An experiment based on an accident, Noire Sauvage inspired more beers from La Jungle—Liasis, for example, was their Wild Export Porter, barrel aged with blackberries and blueberries. Had their original experiment with English Bitter not commercially failed so miserably, had they not grown their own mixed culture since homebrewing days, had that invite to the Auvergne never arrived; then Noire Sauvage might never have been and La Jungle may never have found a way to merge their brewing streams. As Burt Reynolds’ character Lewis Medlock said, “Sometimes you have to lose yourself ‘fore you can find anything.”
VII.
Murky Waters
La Jungle’s lease at Studio Citygate ends in September 2024. The organisation who manages the site, Citydev, intend to build a large-scale mixed development which includes houses, a local secondary school, and ateliers. Despite much work, Bravin and Damien haven’t yet secured a new home for La Jungle. Their plan, when they do find a new location—shaped by what Damien describes as “a beer market slowing down and an uncertain global economic situation,”—is to focus specifically on their wild range. Their Saisons and English beers will survive through a series of collaborations with respected breweries that specialise in those styles.

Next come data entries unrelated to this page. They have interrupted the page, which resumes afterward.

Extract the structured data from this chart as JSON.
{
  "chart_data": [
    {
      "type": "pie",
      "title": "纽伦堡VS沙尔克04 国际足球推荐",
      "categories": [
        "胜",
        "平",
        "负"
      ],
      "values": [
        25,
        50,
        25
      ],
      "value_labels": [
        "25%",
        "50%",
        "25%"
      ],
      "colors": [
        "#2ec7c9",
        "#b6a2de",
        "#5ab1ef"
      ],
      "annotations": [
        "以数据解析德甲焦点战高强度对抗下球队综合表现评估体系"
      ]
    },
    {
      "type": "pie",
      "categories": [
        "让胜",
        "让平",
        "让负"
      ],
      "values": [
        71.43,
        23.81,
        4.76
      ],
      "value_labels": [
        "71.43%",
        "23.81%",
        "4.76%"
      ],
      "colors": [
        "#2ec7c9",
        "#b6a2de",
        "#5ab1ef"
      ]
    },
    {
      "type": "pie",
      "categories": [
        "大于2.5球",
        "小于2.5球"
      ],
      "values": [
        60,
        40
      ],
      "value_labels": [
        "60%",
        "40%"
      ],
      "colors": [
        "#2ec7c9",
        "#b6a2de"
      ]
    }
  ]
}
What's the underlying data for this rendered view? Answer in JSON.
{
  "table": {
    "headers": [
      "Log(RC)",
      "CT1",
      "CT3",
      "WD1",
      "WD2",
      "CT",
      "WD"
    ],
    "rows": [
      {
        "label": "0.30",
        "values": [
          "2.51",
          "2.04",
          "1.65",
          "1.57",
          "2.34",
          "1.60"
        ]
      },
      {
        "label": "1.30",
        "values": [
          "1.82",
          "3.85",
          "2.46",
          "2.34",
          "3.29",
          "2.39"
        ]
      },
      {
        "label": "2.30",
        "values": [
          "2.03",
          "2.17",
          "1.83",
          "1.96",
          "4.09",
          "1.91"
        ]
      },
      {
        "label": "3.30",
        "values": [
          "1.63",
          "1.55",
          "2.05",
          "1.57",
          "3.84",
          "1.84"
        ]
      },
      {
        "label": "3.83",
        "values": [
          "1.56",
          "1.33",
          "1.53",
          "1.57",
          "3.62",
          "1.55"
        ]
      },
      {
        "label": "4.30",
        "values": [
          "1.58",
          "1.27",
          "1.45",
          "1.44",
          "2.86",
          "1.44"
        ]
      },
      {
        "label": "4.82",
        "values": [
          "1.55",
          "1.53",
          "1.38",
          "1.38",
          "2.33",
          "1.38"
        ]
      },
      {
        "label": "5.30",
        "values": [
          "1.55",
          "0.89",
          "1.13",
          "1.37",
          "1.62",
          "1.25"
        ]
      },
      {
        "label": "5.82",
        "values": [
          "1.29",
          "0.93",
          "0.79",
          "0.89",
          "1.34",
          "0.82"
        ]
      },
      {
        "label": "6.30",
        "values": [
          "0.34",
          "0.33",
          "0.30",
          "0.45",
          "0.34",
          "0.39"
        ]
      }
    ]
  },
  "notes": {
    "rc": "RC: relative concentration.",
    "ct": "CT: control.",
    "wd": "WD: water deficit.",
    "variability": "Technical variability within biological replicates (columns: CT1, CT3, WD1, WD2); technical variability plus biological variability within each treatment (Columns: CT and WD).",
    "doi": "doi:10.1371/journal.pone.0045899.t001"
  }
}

Martin Pirenne now lives in Pointe-Saint-Charles, a neighborhood in the southwest of Montréal. He brews at the Toltek brewpub in Boucherville and is working on a small “fermentery” he will call Mosaiek. “The idea is to make natural ciders, wild beers, and spontaneous beers,” he says. Pirenne was back in Brussels in the summer of 2023, working alongside Bravin and Damien again, this time on a La Jungle x Mosaiek collaboration due for release in early in 2024.
In the meantime, La Jungle’s Saisons have become more honed; their mixed fermentation beers softer; their Sauvage fruit range more expressive.
Their English beers now appear with more Belgian levels of carbonation and a more pronounced hop character. And Pirenne isn’t the only connection they’ve maintained with Canada; they recently brewed a collaboration with the Canadian brewery Isle de Garde that so inspired them back in their Québec days—a narrative-appropriate 4% ABV English Summer Ale called Victoriaville.
They even managed to put out an English Ale named for one of their favourite films. Delivrance is a Golden Ale that gives notes of jasmine, apricot, and orange marmalade, all built on top of a baked biscuit malt character. Its label is a colourful illustration from house artist Fred Lebbe depicting three silhouetted figures on a canoe in the background, lost on a murky, ominous river, a dramatic red and orange sky above them. In the foreground, an arm stretches upwards from the water. But it’s not a shotgun the hand’s grasping, as in the film’s original poster. It’s a bottle of La Jungle beer.